Johan Enslin is Clemson University’s new Duke Energy Endowed Chair in Smart Grid Technology and director of the Zucker Family Graduate Education Center.

Johan Enslin

Johan Enslin

Enslin comes to Clemson from the University of North Carolina at Charlotte, where he served as the director for the Energy Production and Infrastructure Center, or EPIC, and the Duke Energy Distinguished Chair in Power System.

Enslin, who starts at Clemson on Oct. 1, is an expert in power system planning, power electronics and the integration of large-scale solar and wind power to the electric grid. He has held several leadership positions in private business and academia and is a fellow in the Institute of Electrical and Electronics Engineers, commonly known as IEEE.

Enslin said that what excites him most about his new roles at Clemson is building a new program in North Charleston.

“I’ve tracked the history of Clemson, and it’s got some key goals that have the university on track to become a premiere research institution,” he said. “That’s a positive trend. I’m looking forward to this opportunity.”

Robert Jones, executive vice president for academic affairs and provost, welcomed Enslin to Clemson and said that the university will continue to build its collaboration with UNC Charlotte.

“Clemson and UNC Charlotte have a strong working relationship in the area of electric power,” Jones said. “The best example is our joint participation in the Center for Advanced Power Engineering Research, which also includes N.C. State. We look forward to growing that collaboration with Dr. Enslin in his new role at Clemson.”

Robert E. Johnson, dean of The William States Lee College of Engineering at UNC Charlotte, commended Enslin on a job well done.

“The Lee College of Engineering  was fortunate to have Dr. Enslin’s extensive industry and university experience as he led EPIC,” Johnson said. “We wish him well in his future endeavors and look forward to continuing to collaborate with him in his new role at Clemson.”

Daniel L. Noneaker, chair of the Holcombe Department of Electrical and Computer Engineering at Clemson, said that Enslin’s extensive leadership experience uniquely qualifies him for his new roles at Clemson.

“We are confident that Clemson’s academic program in North Charleston will thrive under his leadership and we look forward to seeing all that we accomplish over the next few years,” Noneaker said.

Enslin’s new role as Duke Energy Smart Grid Chair at Clemson calls for him to lead the development and growth of research initiatives in emerging electric-grid technologies. The research program will build upon Clemson’s unique research facilities in at the Clemson University Restoration Institute in North Charleston.

The facilities now include a wind-turbine drivetrain testing and research facility and the Duke Energy eGRID. These two projects form the cornerstone of the SCE&G Energy Innovation Center and are the largest such facilities in the world. The facilities represent more than $110 million in public and private investment.

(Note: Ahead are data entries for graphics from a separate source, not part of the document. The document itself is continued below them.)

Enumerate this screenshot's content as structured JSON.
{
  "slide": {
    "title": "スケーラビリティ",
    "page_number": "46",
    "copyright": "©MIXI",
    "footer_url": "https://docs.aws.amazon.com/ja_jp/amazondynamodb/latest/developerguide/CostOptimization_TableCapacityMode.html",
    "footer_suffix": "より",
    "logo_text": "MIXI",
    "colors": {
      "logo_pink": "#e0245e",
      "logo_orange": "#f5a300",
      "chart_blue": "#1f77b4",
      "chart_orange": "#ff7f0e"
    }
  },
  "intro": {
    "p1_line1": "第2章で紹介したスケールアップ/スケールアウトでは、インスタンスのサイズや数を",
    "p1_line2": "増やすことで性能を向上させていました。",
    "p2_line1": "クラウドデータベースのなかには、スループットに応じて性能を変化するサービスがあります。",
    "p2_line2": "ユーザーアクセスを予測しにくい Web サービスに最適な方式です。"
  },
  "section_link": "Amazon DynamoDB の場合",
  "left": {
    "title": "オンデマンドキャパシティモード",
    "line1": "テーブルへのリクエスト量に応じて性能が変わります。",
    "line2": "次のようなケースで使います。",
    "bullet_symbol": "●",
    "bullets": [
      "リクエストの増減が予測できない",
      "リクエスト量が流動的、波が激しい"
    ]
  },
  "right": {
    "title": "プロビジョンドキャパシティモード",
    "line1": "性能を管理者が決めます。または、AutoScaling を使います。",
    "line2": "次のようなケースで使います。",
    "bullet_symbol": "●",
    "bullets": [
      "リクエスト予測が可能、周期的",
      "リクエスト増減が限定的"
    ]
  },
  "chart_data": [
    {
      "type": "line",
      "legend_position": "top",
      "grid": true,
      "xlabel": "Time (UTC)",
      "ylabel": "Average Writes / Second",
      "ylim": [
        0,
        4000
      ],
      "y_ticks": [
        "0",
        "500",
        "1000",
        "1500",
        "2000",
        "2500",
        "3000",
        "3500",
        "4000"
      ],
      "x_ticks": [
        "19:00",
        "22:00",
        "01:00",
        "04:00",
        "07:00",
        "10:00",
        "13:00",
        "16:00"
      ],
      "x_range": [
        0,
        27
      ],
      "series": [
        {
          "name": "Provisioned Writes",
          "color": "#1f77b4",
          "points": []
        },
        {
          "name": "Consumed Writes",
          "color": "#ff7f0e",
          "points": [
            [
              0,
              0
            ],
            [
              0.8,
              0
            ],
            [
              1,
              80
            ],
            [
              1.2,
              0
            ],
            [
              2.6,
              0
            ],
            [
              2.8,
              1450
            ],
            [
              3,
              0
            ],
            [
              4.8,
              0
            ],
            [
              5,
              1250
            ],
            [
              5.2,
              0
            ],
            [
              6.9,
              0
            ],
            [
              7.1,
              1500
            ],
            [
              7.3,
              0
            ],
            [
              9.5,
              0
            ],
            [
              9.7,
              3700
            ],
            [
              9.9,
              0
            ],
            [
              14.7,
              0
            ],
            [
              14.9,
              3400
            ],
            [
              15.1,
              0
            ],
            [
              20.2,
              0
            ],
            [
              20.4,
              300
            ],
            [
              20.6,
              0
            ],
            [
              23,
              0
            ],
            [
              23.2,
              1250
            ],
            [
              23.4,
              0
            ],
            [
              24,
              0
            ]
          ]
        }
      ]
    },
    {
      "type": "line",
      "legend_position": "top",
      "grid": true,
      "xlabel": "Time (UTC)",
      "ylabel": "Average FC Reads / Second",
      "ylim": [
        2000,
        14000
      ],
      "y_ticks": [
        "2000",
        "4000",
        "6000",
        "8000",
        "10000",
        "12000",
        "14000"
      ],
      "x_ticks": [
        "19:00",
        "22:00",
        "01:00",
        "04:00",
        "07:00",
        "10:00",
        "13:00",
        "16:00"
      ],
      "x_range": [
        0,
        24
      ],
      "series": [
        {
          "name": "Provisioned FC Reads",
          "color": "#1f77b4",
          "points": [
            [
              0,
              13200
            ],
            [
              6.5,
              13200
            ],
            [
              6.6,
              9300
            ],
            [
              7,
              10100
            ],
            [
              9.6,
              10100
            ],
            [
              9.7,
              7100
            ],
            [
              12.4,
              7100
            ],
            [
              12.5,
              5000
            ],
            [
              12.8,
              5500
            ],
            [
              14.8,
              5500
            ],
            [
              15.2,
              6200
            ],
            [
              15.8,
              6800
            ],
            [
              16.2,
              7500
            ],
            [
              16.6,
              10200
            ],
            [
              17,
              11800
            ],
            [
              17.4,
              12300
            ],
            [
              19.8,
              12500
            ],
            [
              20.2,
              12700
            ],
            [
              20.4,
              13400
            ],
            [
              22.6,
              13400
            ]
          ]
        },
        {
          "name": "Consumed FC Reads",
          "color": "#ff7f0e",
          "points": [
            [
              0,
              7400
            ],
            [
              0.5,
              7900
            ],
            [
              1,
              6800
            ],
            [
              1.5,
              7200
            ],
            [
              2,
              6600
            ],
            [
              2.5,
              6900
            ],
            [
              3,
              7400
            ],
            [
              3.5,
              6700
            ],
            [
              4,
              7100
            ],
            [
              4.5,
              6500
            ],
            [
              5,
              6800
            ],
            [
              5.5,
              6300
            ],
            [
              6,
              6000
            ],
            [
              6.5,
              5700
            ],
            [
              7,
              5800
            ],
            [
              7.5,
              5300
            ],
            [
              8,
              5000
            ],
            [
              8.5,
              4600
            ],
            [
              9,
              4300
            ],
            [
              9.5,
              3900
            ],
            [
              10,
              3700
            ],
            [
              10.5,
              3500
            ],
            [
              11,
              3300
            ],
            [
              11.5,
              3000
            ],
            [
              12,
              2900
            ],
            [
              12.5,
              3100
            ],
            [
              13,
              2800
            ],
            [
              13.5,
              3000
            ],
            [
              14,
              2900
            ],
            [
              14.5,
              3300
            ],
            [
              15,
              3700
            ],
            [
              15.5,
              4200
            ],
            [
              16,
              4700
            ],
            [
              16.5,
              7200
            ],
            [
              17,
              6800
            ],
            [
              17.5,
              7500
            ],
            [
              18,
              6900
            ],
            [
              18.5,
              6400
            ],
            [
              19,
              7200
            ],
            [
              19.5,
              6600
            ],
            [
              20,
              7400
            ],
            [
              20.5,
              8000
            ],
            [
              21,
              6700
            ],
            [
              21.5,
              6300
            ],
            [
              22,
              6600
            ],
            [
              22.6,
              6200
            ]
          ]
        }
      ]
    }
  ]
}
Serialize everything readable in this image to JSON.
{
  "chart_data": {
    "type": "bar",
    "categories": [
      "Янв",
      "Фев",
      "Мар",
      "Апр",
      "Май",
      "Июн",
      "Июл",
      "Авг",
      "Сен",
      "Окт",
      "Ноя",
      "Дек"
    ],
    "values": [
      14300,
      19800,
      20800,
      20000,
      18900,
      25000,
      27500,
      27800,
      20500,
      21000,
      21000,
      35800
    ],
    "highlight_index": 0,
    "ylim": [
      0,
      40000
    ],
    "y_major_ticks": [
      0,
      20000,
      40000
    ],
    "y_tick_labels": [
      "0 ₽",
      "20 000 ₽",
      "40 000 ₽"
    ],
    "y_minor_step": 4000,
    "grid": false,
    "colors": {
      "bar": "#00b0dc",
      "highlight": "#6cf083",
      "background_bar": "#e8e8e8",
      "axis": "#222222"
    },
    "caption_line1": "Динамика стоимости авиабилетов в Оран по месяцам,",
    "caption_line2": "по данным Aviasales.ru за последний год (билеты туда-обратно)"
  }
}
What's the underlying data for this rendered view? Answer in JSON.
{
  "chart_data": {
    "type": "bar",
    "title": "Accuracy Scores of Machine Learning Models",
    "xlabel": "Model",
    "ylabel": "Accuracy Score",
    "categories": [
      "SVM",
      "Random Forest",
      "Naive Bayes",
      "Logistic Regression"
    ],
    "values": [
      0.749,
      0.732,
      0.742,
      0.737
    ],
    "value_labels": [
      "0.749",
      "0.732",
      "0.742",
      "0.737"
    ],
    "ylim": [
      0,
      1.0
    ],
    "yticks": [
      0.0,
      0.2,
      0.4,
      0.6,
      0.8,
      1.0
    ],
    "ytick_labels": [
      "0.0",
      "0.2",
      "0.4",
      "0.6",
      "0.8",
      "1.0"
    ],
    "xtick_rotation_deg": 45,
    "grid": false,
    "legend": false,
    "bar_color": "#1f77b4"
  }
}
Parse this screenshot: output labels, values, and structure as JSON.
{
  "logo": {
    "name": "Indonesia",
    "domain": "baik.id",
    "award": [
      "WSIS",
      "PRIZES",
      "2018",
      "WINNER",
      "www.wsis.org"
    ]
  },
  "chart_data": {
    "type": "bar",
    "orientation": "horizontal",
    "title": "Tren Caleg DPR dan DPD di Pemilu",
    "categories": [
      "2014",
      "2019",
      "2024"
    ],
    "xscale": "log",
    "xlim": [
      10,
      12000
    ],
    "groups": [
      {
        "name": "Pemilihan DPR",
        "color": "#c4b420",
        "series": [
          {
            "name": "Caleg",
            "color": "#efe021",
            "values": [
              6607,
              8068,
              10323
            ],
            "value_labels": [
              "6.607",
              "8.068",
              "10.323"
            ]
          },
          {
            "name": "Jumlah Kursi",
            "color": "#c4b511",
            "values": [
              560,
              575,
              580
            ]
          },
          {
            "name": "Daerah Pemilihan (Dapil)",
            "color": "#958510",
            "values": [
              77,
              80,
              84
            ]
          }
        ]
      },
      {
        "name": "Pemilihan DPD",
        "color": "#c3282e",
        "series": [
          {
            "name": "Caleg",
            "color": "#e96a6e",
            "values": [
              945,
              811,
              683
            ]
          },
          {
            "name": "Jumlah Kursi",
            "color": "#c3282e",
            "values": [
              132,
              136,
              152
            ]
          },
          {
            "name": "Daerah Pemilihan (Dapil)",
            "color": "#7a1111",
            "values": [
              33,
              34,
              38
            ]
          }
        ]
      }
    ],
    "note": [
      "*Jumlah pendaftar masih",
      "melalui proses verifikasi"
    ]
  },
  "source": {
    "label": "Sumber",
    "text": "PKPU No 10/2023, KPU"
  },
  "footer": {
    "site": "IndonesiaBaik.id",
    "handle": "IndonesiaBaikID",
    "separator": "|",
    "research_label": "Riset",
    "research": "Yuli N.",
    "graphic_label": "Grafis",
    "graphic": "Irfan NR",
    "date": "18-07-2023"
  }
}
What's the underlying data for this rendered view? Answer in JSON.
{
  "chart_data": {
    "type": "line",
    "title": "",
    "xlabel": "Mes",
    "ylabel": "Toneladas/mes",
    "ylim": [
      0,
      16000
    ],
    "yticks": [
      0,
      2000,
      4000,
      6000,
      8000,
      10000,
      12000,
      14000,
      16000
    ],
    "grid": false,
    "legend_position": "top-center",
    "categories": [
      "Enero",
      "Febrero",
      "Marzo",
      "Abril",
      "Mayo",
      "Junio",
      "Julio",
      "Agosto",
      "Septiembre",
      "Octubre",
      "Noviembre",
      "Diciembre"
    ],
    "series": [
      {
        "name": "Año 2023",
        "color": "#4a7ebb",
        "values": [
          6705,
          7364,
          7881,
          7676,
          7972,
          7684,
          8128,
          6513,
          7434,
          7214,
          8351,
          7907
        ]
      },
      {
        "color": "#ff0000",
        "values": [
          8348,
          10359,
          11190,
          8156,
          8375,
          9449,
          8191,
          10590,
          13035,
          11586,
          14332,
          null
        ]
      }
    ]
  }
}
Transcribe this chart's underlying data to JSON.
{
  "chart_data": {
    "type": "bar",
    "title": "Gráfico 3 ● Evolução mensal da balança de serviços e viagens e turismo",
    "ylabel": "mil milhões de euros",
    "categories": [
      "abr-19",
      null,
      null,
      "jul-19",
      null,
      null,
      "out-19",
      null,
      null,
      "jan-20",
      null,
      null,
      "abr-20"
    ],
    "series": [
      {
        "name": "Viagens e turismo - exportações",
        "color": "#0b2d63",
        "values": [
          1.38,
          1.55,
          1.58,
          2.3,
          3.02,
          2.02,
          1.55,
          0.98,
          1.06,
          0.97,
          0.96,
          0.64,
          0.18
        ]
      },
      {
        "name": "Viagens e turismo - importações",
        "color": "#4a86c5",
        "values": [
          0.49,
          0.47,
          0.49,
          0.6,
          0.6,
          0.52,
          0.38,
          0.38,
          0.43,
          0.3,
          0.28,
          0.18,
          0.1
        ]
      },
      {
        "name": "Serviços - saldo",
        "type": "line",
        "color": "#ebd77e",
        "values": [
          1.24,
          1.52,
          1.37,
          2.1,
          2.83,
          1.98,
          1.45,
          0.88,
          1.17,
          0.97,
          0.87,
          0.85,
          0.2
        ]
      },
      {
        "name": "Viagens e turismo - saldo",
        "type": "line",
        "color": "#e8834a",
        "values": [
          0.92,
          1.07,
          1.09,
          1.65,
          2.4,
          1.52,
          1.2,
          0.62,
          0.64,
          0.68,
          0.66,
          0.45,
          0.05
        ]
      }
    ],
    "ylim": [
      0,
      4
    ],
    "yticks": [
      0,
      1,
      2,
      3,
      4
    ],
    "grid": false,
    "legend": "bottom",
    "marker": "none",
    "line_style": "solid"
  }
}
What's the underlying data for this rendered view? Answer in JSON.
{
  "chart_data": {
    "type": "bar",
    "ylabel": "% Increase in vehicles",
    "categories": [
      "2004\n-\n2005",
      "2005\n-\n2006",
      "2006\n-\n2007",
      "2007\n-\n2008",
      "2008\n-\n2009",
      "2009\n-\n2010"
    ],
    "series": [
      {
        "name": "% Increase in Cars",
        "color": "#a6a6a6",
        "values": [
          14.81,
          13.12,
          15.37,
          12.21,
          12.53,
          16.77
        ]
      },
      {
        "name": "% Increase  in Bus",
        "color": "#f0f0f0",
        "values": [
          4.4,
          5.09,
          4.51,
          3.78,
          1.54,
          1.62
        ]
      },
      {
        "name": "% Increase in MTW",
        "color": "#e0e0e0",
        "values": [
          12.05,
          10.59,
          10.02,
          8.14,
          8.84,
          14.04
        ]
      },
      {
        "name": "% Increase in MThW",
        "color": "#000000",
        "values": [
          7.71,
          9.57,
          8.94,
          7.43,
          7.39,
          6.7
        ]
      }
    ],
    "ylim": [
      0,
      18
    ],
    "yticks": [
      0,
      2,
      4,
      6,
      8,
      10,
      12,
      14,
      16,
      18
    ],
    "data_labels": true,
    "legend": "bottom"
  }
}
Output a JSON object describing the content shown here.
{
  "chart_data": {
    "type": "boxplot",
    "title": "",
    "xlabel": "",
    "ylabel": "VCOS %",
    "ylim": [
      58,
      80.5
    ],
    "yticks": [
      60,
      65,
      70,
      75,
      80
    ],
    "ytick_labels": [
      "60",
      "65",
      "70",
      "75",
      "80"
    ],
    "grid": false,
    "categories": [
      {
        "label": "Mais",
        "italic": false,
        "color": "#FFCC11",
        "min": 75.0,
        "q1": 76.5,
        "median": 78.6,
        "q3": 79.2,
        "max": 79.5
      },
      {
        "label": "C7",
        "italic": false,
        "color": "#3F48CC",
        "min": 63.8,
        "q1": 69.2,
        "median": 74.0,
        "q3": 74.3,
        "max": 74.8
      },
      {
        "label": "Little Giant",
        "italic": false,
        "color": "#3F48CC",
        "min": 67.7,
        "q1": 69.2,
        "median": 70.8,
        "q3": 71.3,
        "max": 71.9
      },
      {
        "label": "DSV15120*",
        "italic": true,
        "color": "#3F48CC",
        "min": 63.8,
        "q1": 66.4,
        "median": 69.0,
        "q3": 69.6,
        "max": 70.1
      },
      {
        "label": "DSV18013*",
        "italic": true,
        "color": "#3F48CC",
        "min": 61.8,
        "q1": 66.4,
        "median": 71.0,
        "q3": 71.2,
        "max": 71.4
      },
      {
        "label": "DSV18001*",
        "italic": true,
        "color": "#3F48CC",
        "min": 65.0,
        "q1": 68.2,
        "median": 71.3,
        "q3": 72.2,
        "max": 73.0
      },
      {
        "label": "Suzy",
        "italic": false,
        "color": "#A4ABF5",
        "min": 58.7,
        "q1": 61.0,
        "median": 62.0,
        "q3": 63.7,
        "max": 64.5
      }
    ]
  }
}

Enslin will also provide leadership in the growth of Clemson’s graduate research and education programs at the Zucker Family Graduate Education Center, which is also at Clemson’s North Charleston site.

The programs that Clemson is currently offering at the site include master’s degrees and Ph.D. degrees in computer engineering, electrical engineering, materials science and engineering, and mechanical engineering; a Master of Fine Arts in Digital Production Arts; and a Ph.D. in computer science.

Enslin has a combined a 34-year career with leadership in industry and academia, serving as an executive for private business operations and a professor in electrical engineering. He has worked in the United States, Europe and South Africa.

Enslin initiated and led renewable energy teams, companies and executed multidisciplinary power system projects. Over the course of his career Enslin worked for more than 80 U.S., European, Asian and African power utilities, governments and industries.

Before going to work at UNC Charlotte, he was chief technology officer for Petra Solar, a renewable energy technology company based in New Jersey.

Enslin has authored and co-authored more than 280 technical journal and conference papers for IEEE and other organizations and has written several chapters in scientific books. He is a longtime leader in the IEEE and CIGRÉ working groups and committees.

Enslin holds more than 21 provisional and final patents. He received the 2014 Charlotte Business Journal Energy Leadership Award and Graduate of Leadership North Carolina, Class XXII. He is a registered Professional Engineer in South Africa and fellow of the South African Institute of Electrical Engineers.